It's easier to deploy and monitor a single application from an operational standpoint. This is a preferred option in organizations that have not fully embraced DevOps practices. More smaller applications, i.e. microservices, are seen to cost too much overhead compared to one large application and not encouraged by operations teams. But there are several challenges to this approach. It loses scalability at the level of individual services; it lacks the flexibility of deploying new versions of each service without having to bring down the other services bundled in the single application.
It’s worth the effort for organizations with any applications that fall into this category to separate them into several smaller applications and deploy them to the cloud platform independently.
Jonas Bonér discussed in detail applications that have heterogeneous business functions bundled into a single app.
This anti-pattern is represented in Figure 3, which illustrates an array of different services that don’t share a common business domain, context, or lifecycle, but which are artificially packaged together into a single application regardless.
Figure 3. Monolithic app with bundled services
In summary, this anti-pattern comes with the following pros and cons.
Ease of deployment because of fewer (i.e. single) applications to deploy.
Fewer applications to maintain and monitor.
Less surface area of the system to support and secure.
Not easy to deploy any modifications or enhancements to a specific business function without adversely impacting every other business function bundled in the single monolithic application.
Longer deployment cycles due to the dependencies of services on the single monolithic application that contains them.
If each business function (i.e. microservice) requires a different level of security or scalability needs, the whole application, along with all bundled services, will need to accommodate the same requirements and SLAs.
Practices such as CI/CD, automation of the build, and deployment to the cloud platform can help avoid this anti-pattern. Even though microservices increase the overall surface area of the system and number of applications to deploy and maintain, the automation helps minimize manual deployments of each microservice.
Leaders should resist the pressure to bundle services into large applications to simplify operations. Instead, they should pursue modern DevOps principles across the entire organization.
Microservices do not need to be forced into a single application for the sake of operations. Leaders should champion changes in the entire organization to allow for groups of microservices to be supported as a logical application while allowing for deployment, scalability, versioning, and load balancing of individual microservices.
When designing systems with different microservices bundled into one deployable unit (for convenience or other reasons), don’t share the same database between those microservices. Each service should still have its own datastore to manage the state. This way, the services can easily be separated out at a later date.

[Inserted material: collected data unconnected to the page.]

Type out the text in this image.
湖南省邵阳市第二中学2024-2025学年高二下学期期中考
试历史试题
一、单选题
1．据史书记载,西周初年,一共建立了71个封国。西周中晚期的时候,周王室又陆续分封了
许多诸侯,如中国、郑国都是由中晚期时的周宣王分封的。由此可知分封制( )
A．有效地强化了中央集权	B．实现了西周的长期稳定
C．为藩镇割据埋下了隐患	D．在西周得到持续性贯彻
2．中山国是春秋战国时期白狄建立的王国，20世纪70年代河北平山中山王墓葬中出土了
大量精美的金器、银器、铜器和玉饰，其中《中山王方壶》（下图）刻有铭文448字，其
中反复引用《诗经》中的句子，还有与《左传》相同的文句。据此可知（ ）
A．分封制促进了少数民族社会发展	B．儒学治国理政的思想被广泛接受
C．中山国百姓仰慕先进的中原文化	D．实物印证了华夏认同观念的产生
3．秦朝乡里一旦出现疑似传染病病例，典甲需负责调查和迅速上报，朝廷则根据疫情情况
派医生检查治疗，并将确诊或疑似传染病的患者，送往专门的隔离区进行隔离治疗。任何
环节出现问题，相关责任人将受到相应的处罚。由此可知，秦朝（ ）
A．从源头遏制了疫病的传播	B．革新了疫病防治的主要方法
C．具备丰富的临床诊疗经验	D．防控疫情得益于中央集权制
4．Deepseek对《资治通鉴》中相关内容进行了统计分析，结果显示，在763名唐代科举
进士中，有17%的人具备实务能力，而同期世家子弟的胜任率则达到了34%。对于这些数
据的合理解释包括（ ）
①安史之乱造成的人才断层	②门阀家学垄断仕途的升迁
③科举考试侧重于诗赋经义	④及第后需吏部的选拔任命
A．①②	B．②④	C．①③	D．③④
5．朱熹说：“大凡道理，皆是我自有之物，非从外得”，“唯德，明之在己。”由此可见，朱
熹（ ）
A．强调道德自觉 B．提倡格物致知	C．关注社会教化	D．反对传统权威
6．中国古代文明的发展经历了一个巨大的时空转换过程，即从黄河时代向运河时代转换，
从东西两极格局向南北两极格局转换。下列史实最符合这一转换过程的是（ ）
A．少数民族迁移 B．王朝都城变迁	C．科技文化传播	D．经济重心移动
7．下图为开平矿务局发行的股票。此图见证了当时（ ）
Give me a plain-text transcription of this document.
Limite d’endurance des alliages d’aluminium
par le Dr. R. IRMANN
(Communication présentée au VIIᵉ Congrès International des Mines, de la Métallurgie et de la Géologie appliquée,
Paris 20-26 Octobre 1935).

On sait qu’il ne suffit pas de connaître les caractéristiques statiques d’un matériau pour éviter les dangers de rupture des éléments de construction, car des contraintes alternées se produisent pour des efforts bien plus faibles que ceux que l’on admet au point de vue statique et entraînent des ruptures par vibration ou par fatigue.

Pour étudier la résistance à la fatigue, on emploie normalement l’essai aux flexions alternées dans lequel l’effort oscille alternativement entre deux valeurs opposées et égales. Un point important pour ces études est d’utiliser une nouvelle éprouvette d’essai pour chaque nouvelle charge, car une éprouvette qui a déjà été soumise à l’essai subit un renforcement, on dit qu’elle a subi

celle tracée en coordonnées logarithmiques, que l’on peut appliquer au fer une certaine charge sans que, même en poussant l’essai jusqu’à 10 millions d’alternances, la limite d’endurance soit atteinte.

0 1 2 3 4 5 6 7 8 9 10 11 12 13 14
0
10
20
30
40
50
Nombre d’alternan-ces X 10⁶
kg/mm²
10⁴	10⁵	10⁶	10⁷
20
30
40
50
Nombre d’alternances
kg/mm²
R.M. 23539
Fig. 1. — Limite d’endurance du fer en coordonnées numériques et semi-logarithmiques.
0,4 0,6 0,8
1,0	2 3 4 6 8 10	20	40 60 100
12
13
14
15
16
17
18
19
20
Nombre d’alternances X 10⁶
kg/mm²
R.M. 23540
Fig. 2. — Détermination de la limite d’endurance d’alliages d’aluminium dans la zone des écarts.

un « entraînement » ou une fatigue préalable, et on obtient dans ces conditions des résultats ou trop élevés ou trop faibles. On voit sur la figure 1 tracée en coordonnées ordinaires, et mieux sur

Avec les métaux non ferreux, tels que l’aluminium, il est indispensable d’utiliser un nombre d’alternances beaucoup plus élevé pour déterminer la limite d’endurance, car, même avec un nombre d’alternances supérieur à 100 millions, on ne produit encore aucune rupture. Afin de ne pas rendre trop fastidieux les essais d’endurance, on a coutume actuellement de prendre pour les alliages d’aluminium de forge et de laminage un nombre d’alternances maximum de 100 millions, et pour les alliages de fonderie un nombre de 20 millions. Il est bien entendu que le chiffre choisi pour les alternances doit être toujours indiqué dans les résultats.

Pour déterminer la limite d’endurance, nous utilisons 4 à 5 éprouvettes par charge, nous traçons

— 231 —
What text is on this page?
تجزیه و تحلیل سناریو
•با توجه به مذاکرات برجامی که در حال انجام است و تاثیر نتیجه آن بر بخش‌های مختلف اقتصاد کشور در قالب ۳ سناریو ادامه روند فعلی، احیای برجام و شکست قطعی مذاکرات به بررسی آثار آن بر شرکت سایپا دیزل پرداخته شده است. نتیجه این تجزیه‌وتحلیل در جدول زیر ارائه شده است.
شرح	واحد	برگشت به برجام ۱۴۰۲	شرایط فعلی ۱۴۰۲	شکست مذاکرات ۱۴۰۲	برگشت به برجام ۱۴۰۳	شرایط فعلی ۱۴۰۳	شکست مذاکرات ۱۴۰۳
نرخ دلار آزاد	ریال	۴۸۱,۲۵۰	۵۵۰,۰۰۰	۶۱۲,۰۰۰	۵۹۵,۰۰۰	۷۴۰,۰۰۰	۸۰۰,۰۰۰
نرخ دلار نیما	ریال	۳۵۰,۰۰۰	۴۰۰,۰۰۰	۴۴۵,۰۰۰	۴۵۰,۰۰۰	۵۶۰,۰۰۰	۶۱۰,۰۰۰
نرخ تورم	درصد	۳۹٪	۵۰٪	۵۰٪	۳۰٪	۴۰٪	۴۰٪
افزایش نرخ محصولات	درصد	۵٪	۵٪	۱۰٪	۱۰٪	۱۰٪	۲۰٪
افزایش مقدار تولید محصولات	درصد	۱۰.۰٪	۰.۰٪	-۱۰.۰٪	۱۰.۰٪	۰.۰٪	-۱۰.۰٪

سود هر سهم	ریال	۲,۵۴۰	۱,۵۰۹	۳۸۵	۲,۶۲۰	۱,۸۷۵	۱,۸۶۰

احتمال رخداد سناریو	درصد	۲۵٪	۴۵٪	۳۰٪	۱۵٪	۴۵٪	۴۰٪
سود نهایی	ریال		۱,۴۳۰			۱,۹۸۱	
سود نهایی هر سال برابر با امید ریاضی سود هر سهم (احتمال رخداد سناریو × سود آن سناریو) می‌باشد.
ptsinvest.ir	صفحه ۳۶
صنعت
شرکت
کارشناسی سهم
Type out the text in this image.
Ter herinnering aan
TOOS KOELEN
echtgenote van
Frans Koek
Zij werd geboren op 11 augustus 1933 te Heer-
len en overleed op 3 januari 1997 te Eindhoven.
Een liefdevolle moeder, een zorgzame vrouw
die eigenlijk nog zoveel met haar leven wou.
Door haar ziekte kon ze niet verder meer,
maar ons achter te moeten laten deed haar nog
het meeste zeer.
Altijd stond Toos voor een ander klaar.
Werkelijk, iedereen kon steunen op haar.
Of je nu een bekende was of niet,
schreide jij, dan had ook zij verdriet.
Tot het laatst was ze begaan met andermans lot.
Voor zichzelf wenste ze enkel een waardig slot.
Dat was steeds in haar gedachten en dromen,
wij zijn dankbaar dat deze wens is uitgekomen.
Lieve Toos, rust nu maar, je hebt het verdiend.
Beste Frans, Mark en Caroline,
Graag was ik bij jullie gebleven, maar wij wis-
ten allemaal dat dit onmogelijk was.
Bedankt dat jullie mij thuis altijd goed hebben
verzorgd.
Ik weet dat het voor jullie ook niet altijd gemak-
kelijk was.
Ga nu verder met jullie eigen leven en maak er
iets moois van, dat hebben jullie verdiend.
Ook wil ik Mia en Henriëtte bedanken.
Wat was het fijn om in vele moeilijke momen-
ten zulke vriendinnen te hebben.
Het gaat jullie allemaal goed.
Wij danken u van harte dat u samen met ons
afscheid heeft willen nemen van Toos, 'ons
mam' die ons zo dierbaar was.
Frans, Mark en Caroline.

The third scenario in microservices anti-patterns is the Distributed Monolith, also known as a Microlith. This is the other extreme of the previous anti-pattern. In this scenario, a single monolithic application is artificially broken down into multiple different services and deployed as separate apps -- but all these services are still tightly coupled in terms of dependencies and lifecycle management. They all need to be called in the same transactional context, as in the first scenario we discussed above. In a way, this is the "worst of both worlds" microservices anti-pattern.
Figure 4 depicts services C1, C2, and C3, which are all dependent on each other but are packaged and deployed as individual services. This is worse than the other two anti-patterns because it not only increases the overall surface area of the system with multiple applications, it also provides no flexibility or loose coupling in managing the lifecycle of these apps independently, which is one of the main advantages of transitioning to microservices architecture.
Figure 4. A distributed monolith
Identify the bounded context in business domains to define the boundaries for each microservice. We'll discuss how business and technical capabilities should be managed to help with the scope, design and interfaces of microservices in more detail later in the article.
To summarize, the Distributed Monolith anti-pattern comes with the following pros and cons.
Smaller applications to deploy.
Relatively better independence of managing each business separately.
Dependent services are deployed separately, causing more challenges in terms of managing the interaction between those services running in different run-time contexts.
Any of the services cannot be modified or upgraded without adversely impacting the rest of the services that logically part of the same application.
Distributed monoliths are hard to spot. They usually develop out of the technical team’s good intentions to break down a large application into microservices, and to the untrained eye, it may as well look like a sound cloud-native practice.
The defense against distributed monolith is to have solid architecture governance and formal design reviews where teams can be alerted to the practice before progressing too far with the development.
There are three main capabilities we typically need in distributed computing environments when using microservices:
Let’s briefly look at each of these capabilities and see how an ungoverned/undergoverned microservices architecture poses challenges.
• Traffic management and routing is not centralized. • Service discovery needs to be implemented by each application. • Other networking requirements like location transparency and load balancing become complicated.
• Microservices-related requirements like service retry, timeout. and circuit-breaker policies are not centrally managed and are enforced in a decentralized manner.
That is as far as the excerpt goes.